Epargne, crainte d'une augmentation des prix… les Belges s'inquiètent pour leur portefeuille

Comment les petits investisseurs ressentent-ils, d’un côté, la chute de l’activité économique et, de l’autre, la hausse surprenante des marchés boursiers depuis le krach du mois de mars ? La question était au cœur de la rubrique "le marché matinal" ce mardi sur La Première.

Le sentiment général s’améliore, mais reste globalement négatif, au point que selon le dernier baromètre ING, la moitié des investisseurs se préparent à épargner plus. Et ce n’est pas forcément une bonne nouvelle.

"Quelque chose d’inquiétant est le fait que 45% des Belges pensent qu’il est propre d’augmenter son épargne dans les mois qui viennent, analyse Peter Vanden Houte, chef économiste de ING Belgique. Autrement dit, on va sur une épargne de précaution, ce qui n’est pas nécessairement bon, parce que si plus de gens épargnent maintenant davantage, c’est évidemment quelque chose qui peut hypothéquer la consommation, et ainsi de suite, la croissance économique."
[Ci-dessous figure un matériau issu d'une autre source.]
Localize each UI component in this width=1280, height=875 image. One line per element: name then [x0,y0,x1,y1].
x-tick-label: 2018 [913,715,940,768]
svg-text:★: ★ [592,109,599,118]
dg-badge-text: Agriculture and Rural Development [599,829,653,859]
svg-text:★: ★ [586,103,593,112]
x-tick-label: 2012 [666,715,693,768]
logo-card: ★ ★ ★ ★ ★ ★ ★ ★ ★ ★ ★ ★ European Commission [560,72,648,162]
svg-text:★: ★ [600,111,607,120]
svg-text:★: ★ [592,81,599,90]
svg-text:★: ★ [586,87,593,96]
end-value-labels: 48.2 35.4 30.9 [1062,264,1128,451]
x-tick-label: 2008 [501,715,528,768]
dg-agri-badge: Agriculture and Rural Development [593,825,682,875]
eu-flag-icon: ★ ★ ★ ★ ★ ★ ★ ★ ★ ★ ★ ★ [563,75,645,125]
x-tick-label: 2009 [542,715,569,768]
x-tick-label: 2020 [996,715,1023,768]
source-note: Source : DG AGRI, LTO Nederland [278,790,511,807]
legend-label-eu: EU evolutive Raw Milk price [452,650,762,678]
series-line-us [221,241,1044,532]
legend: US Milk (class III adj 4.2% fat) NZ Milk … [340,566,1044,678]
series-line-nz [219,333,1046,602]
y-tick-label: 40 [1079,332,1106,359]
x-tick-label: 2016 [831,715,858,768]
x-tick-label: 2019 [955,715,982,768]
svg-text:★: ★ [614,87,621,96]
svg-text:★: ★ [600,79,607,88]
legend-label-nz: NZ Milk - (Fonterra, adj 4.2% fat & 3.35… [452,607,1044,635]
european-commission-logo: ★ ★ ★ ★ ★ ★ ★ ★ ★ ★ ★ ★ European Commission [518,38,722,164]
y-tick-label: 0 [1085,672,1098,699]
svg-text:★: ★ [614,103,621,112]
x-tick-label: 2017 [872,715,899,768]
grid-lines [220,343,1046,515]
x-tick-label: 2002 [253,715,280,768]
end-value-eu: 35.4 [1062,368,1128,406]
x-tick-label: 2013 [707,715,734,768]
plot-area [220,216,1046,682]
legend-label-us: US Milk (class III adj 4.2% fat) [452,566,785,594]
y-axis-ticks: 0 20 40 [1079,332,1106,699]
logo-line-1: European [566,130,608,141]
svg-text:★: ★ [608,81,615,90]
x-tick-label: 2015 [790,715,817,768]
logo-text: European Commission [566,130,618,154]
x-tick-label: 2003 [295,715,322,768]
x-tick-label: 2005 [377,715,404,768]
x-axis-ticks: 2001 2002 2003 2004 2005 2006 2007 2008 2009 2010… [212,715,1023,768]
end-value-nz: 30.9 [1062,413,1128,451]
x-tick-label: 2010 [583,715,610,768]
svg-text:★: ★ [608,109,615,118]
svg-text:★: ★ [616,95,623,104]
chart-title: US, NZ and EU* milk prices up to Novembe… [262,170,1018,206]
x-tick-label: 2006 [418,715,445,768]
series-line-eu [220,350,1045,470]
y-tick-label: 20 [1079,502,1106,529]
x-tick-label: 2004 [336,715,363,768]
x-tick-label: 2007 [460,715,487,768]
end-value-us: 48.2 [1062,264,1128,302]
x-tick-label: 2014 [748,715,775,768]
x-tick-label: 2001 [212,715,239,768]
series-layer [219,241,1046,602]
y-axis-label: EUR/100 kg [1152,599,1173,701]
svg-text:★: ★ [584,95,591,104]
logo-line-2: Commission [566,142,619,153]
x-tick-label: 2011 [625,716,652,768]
La Banque Nationale estime à ce propos que le taux d’épargne des ménages pourrait dépasser les 20% du revenu disponible cette année — on parle au niveau macroéconomique, ça ne concerne pas chacun des ménages évidemment — avec sans doute un effet inhibant sur notre consommation. Ce n’est pas neutre, car la consommation des ménages, représentait tout de même plus de 240 milliards d’euros (en 2019), soit plus de la moitié de notre produit intérieur brut.

Ce qui pourrait inciter les Belges à épargner un peu moins et à dépenser un peu plus au quotidien, c’est la confiance. La confiance dans l’avenir est le facteur clé qui pourrait débloquer l’épargne des Belges.

Crainte d’une inflation sur certains produits

"L’épargne de précaution dépend à 100% de la confiance, poursuit Peter Vanden Houte. Même les gens qui détiennent toujours leur emploi et qui n’ont pas vu de diminution de revenus vont épargner plus parce qu’ils ont des craintes. Donc, du moment qu’on peut faire disparaître ces craintes et donner plus de confiance aux gens que leur emploi ne va pas disparaître et que leur revenu va probablement augmenter de nouveau dans les années qui viennent, à ce moment-là on va probablement revoir des Belges qui dépensent plus, et ça va évidemment aider aussi la reprise."

Une autre information sort de ce baromètre : à cause de la crise sanitaire, les Belges craignent aussi un retour de l’inflation pour les produits alimentaires, les billets d’avion, les hôtels… De quoi surprendre Peter Vanden Houte parce que l’inflation est clairement sous contrôle. En fait, dit-il, il y a un biais chez le consommateur.

"Le consommateur regarde surtout les biens qu’il achète souvent, et donc il est vrai que pendant le confinement, pour certains produits alimentaires, on a vu des hausses de prix parce qu’il y avait des problèmes du côté de l’offre. Cette observation-là fait donc penser au consommateur que tous les prix augmentent, mais il ne tient pas compte du fait que certains gros achats qu’il fait sûrement une fois tous les cinq ans, comme une voiture, les prix sont là plutôt en train de baisser. En somme, le taux d’inflation est plus bas, mais c’est parce qu’il est trop focalisé sur les biens qu’il achète régulièrement."

Le taux d’inflation annuel devrait s’élever cette année à 0,8%. Donc les prix vont augmenter en moyenne de 0,8% cette année. Pour 2021, on prévoit 1,3% d’augmentation. Mais pour comparer, il faut regarder ce que c’était en 2019 : on avait une augmentation de 1,44%, et en 2018, une augmentation de 2,05%. On voit bien que l’inflation était beaucoup plus importante l’année passée et l’année d’avant que ce sera le cas cette année et l’année prochaine.